Juventus rolled to a sixth consecutive league win last weekend in a dominant display in the 194th Derby della Mole, comfortably defeating crosstown rivals Torino 4-0. The Bianconeri improved to 74 league wins in this fabled clash, and have only lost once to the Granata since 1995.
Despite Juve’s well-established supremacy in this meeting, the home side was prepared for war. Torino entered the J Stadium on Saturday undefeated in the league and looked to continue that streak, with hopes that talisman Andrea Belotti would ignite his rather tepid start to the season with a pair of goals. But when the whistle blew, ‘Il Gallo’ remained on three goals to his name, sitting tied for eighth with teammate Adem Ljajic in this year’s Capocannoniere race. On the other end of the field, Juve displayed a tactically sound and energetic performance. Giorgio Chiellini kept Italian compatriot Belotti in his back pocket all match, while the Bosnian ‘maestro’ Miralem Panic put in arguably his best shift in pinstripes to date, posting a delightful goal, two assists, and four key passes with a 96% passing accuracy. But it was once again Juve’s shining star Paulo Dybala who spearheaded his side to victory with grace and swagger.
Dybala continued his white-hot goalscoring form, adding two more to his tally, alongside four key passes and ten shots. It’s almost as if the #10 shirt has finally found a home on the back of the Argentine, its wearer being imbued with the mystical powers of his famed predecessors.
Upon being handed the #10 this summer, Dybala described how he gained “…an even stronger commitment inside of me to bring my team to victory in every game, in every competition and for every trophy.” The young man is doing just that.
The heritage, prestige, and iconography of the #10 shirt at Juventus is nothing short of legendary. Worn by Omar Sívori, Michel Platini, Roberto Baggio, and Alessandro Del Piero, the #10 demands more than just goalscoring and chance creation, but also the emotional and spiritual responsibilities of leadership, bravery, and inspiration to teammates and supporters alike. In other words, it was duty of the #10 to ensure that children would grow up dreaming of sporting that venerable shirt one day for the club.

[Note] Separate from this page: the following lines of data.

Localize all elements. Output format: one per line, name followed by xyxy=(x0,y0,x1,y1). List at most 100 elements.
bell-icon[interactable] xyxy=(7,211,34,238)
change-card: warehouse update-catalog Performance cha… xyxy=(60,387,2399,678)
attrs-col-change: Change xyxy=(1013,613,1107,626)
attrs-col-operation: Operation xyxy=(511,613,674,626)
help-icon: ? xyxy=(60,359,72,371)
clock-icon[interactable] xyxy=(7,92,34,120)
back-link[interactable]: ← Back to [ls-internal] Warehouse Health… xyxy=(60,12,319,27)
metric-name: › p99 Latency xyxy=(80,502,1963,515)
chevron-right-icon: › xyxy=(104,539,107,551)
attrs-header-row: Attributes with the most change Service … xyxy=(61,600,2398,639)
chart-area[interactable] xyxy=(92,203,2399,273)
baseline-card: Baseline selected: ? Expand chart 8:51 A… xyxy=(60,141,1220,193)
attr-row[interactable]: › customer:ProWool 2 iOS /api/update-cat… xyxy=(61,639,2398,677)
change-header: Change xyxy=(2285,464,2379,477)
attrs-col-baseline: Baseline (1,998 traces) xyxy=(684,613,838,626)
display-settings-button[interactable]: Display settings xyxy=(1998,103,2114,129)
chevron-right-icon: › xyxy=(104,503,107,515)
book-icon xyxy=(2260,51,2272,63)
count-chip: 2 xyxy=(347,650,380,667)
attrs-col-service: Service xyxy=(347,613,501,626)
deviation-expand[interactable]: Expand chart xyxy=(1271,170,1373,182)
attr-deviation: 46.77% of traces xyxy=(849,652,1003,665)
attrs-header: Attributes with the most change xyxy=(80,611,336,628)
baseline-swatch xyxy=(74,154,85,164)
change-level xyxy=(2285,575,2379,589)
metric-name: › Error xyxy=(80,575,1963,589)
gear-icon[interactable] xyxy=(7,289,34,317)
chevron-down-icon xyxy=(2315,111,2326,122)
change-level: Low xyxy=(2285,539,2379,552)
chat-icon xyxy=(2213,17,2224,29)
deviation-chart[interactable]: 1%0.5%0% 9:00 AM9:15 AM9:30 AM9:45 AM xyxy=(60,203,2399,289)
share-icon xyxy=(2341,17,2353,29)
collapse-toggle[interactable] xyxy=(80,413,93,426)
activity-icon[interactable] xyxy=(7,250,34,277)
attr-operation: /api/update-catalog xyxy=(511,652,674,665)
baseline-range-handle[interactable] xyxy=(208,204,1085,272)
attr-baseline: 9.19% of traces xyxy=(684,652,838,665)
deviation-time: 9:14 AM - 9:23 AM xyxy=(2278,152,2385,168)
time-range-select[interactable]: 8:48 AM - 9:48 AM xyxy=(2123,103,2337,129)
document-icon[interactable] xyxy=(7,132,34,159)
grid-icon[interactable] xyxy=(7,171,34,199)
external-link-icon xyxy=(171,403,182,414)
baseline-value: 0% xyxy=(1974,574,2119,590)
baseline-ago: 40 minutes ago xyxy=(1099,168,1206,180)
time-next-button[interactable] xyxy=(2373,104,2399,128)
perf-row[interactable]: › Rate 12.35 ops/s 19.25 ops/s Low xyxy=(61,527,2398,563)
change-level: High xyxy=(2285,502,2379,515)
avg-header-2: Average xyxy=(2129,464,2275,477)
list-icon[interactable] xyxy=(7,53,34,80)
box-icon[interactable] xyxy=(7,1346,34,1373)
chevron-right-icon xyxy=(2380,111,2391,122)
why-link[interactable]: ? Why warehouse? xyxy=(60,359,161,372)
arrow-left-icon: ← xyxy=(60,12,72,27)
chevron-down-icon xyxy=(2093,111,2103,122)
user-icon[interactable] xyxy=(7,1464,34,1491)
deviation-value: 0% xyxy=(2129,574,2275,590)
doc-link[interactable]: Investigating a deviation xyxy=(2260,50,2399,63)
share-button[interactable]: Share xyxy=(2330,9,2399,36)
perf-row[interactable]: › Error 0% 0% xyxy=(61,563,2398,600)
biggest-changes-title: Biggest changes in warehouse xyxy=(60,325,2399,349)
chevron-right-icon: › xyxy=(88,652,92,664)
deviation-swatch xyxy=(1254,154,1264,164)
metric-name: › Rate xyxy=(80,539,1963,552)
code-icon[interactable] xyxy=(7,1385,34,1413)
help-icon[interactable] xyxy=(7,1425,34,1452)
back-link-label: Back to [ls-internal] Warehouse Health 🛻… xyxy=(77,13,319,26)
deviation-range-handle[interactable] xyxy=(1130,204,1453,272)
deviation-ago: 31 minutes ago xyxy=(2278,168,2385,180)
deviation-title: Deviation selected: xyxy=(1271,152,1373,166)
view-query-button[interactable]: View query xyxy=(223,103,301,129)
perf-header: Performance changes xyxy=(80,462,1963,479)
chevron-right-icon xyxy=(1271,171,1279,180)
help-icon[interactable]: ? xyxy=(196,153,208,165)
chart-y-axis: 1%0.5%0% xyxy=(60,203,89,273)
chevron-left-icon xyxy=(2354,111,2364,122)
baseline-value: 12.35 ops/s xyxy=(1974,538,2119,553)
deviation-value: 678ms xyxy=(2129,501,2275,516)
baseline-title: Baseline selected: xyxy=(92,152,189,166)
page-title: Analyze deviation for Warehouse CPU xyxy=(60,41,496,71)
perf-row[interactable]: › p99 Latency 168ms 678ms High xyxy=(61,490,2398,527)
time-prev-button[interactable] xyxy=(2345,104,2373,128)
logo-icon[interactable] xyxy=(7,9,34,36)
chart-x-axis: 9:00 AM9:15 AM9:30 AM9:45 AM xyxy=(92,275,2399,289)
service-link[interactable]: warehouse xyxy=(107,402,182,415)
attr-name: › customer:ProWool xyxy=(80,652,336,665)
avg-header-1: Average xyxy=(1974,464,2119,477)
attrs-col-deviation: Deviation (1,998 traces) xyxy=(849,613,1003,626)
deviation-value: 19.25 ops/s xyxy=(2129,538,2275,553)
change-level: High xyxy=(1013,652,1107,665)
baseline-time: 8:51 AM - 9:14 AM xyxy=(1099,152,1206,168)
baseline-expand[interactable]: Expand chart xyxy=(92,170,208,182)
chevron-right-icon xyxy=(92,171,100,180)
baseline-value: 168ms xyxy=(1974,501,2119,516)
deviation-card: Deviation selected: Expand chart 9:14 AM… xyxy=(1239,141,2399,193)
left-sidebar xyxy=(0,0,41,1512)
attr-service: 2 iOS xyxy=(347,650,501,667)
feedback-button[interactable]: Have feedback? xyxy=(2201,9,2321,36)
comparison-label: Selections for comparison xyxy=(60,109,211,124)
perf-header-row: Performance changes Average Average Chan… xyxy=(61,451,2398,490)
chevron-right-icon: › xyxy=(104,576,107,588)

With a staggering ten goals in just six outings, Juve’s star man is now one goal shy of last year’s tally with a whopping thirty matches left in the season. Juve boss Massimiliano Allegri has taken to re-shifting the side to accommodate the strengths of Dybala. The relocation of Mario Mandzukic into the center forward role allows for Dybala to operate in the hole, where he has a penchant to curl one in on his favored left peg, his trademark finish. Gonzalo Higuain, Juve’s highest scorer last year, has had a sluggish start to the season, which is enough to warrant his removal from the starting XI. However, his benching on Saturday in favor of Mandzukic, a target man with a tireless work-rate, tells us that Allegri may view Dybala as the team’s principal attacking threat, and is willing to bench one of the world’s top strikers to get the most out of his #10.
Allegri, who, in the past, has dabbled with slotting the Argentine wide right or centrally as a second striker, has now given him the green light to play as a trequartista, an imaginative, technical, advanced playmaker with considerable tactical freedom to roam into the half and wide spaces. So far, the youngster has flourished in this role, and is expected to continue to do so on Juve’s quest for their seventh consecutive Scudetto.
Perhaps the most magical aspect of Dybala sporting the #10 is the fact that he appears to be cut from the very same cloth of his predecessors. With the flair of Sívori, the grace of Platini, the technical skills of Baggio, and the soul of Del Piero, Dybala is a time capsule of sorts, possessing all of the special qualities of the legends that have come to define the #10 at Juve.
Through Paulo Dybala, the world is gifted a glimpse into the past, the present, and the future of ‘La Vecchia Signora’.